If possible you should get an international drivers license before coming to Canggu and Bali. If you’re from the UK they cost £5.5 and you can get one from any post office.
It is pretty hard to manage without driving a scooter (although it can be done, see the taxi section). And if you don’t have an international drivers license you may get fined.
The police can be quite corrupt and an easy way to make money is to fine foreigners on mopeds. There are a few semi-permanent checkpoints on the big roads between the airport and Canggu where they pull over every foreigner and ask to see proof of scooter rental and international drivers license.
The fine is 1.2 million rupees (about £72). They can normally be bargained down, but if you have a wallet full of cash expect to pay a lot. Most ‘regulars’ get it down to around 250k. Some lower.
On the plus side, I have never seen anyone stopped in Canggu which is the only place we drove a moped. Whenever we went further we would get a GoJek taxi or hire a driver.
Canggu is a very safe place. There is hardly any violent crime and most people have no problems at all. There are lots of solo female digital nomads living in Canggu, partly because it is so easy and safe.
That being said, there are some safety considerations to be aware of.
Canggu is notorious for having dodgy ATMs that scan your card. So be very careful and make sure to check every ATM you use. Also only use ATMs that are in their own glass box on the street. Not the ones inside shops.
We have marked on the map some ATMs that have been working for us.
If it swallows your card never reenter your pin to try and get it back.
While there is very little violent crime, pickpocketing or phone swiping does happen.
The normal situation is that while out late at night at a bar you look down and see your bag was opened and phone taken. Or you are recording a selfie while driving a moped and someone drives past and swipes your phone.
Be careful and aware. Just because it feels safe and you will see a lot of people acting recklessly, doesn’t mean you should too.
Drink Drivers & Scooter Accidents
The biggest danger in Canggu is the scooters. There are a lot of drunk or reckless drivers and there are a lot of accidents. Don’t be afraid to be the slowest driver and always wear a helmet.

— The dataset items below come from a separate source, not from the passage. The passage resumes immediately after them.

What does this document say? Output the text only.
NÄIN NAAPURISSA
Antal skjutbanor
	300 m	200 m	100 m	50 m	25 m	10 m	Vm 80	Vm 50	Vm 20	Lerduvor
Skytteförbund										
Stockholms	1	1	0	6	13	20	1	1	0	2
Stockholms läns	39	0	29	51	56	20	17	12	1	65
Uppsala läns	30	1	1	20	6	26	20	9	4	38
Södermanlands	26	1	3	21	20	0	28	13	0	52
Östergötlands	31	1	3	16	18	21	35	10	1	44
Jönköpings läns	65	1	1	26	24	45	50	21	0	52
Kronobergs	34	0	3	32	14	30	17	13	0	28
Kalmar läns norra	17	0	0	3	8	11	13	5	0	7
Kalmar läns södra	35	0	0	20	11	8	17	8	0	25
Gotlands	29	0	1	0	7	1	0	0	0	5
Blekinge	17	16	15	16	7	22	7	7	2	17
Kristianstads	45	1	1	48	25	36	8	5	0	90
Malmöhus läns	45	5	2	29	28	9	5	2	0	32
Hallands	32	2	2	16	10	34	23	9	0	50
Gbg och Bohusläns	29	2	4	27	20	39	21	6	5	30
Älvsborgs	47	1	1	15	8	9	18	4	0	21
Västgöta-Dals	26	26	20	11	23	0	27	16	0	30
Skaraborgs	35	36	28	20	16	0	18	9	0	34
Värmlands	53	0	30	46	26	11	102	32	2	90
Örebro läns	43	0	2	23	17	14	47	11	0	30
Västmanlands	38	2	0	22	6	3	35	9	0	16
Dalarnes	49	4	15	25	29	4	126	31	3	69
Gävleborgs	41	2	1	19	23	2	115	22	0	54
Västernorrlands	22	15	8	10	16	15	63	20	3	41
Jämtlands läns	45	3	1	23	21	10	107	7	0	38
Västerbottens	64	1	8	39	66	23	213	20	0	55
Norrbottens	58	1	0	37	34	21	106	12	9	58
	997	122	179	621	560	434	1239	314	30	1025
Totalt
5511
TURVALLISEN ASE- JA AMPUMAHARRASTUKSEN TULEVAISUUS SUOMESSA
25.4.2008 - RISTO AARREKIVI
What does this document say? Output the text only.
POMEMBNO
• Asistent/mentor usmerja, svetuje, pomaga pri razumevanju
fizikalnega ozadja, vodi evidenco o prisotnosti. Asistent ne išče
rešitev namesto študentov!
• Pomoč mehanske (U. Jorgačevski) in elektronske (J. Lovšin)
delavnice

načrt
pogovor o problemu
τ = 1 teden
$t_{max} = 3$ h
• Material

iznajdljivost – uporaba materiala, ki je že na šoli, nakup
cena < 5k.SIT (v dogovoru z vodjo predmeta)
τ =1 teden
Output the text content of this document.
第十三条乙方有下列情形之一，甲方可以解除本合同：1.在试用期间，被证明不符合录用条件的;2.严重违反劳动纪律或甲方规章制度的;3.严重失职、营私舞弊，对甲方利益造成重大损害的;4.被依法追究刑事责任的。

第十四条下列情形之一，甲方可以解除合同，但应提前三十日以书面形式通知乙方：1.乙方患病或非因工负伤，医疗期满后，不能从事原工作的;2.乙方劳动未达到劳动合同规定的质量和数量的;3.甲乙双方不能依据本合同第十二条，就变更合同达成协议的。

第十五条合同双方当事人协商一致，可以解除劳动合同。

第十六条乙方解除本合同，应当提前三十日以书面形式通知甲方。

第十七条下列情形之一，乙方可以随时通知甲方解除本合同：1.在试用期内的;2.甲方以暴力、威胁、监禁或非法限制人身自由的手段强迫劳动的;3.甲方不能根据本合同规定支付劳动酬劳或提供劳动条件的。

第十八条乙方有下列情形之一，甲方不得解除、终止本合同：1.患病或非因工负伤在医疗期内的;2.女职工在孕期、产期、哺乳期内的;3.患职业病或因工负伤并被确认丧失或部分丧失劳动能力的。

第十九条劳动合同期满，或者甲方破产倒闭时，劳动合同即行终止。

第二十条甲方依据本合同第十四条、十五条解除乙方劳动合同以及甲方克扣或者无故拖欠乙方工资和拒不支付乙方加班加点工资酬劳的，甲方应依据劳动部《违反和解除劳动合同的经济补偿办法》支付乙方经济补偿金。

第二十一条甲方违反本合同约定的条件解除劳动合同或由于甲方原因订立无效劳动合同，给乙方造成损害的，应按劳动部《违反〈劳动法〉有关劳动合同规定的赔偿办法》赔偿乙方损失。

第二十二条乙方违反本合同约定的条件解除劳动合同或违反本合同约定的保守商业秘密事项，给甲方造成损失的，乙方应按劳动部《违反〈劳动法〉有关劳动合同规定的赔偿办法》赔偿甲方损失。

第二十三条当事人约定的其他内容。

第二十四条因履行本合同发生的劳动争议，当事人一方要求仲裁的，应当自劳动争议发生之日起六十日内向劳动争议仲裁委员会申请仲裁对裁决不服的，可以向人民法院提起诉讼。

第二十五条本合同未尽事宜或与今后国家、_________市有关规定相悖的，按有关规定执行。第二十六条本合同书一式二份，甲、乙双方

On the plus side, the scooters move so slowly that accidents are rarely serious.
Tipping & Taxes
Tipping isn’t a big part of Bali culture but most places in Canggu will add a service charge to your bill. It can vary from 6%-14%.
When it isn’t automatically added most digital nomads will round up. Indonesian people don’t earn much money and the tips can often add up to more than their salary.
Taxes are also added on most meals.
Make sure to check the menu to see whether to tax and tip are included in the price or added on top. It can add up a lot! Especially as some of the fancier places are adding 20% plus with the tip and tax.
Every collection of streets has their own community called the Banjar. 50 – 100 families of which the married men form a little local government with their own laws and enforcement. It can be hard to tell when one Banjar’s territory ends and another begins, and as a digital nomad it normally won’t matter.
If you rent for a year or more or start a business you will have more involvement and may have to pay a Banjar fee. But apart from that digital nomad in Canggu will only come across the Banjar when trying to get a taxi.
Expats and digital nomads often call them taxi mafias because of the way they monopolise local taxi services. But that is unfair. The taxi companies or apps such as GoJek need to get permission from every Banjar to operate in their territory.
Which as you can imagine is a big job and means that there are some black-zones where taxi apps are only allowed to drop off and not pick up. The most annoying one being right outside Dojo Coworking.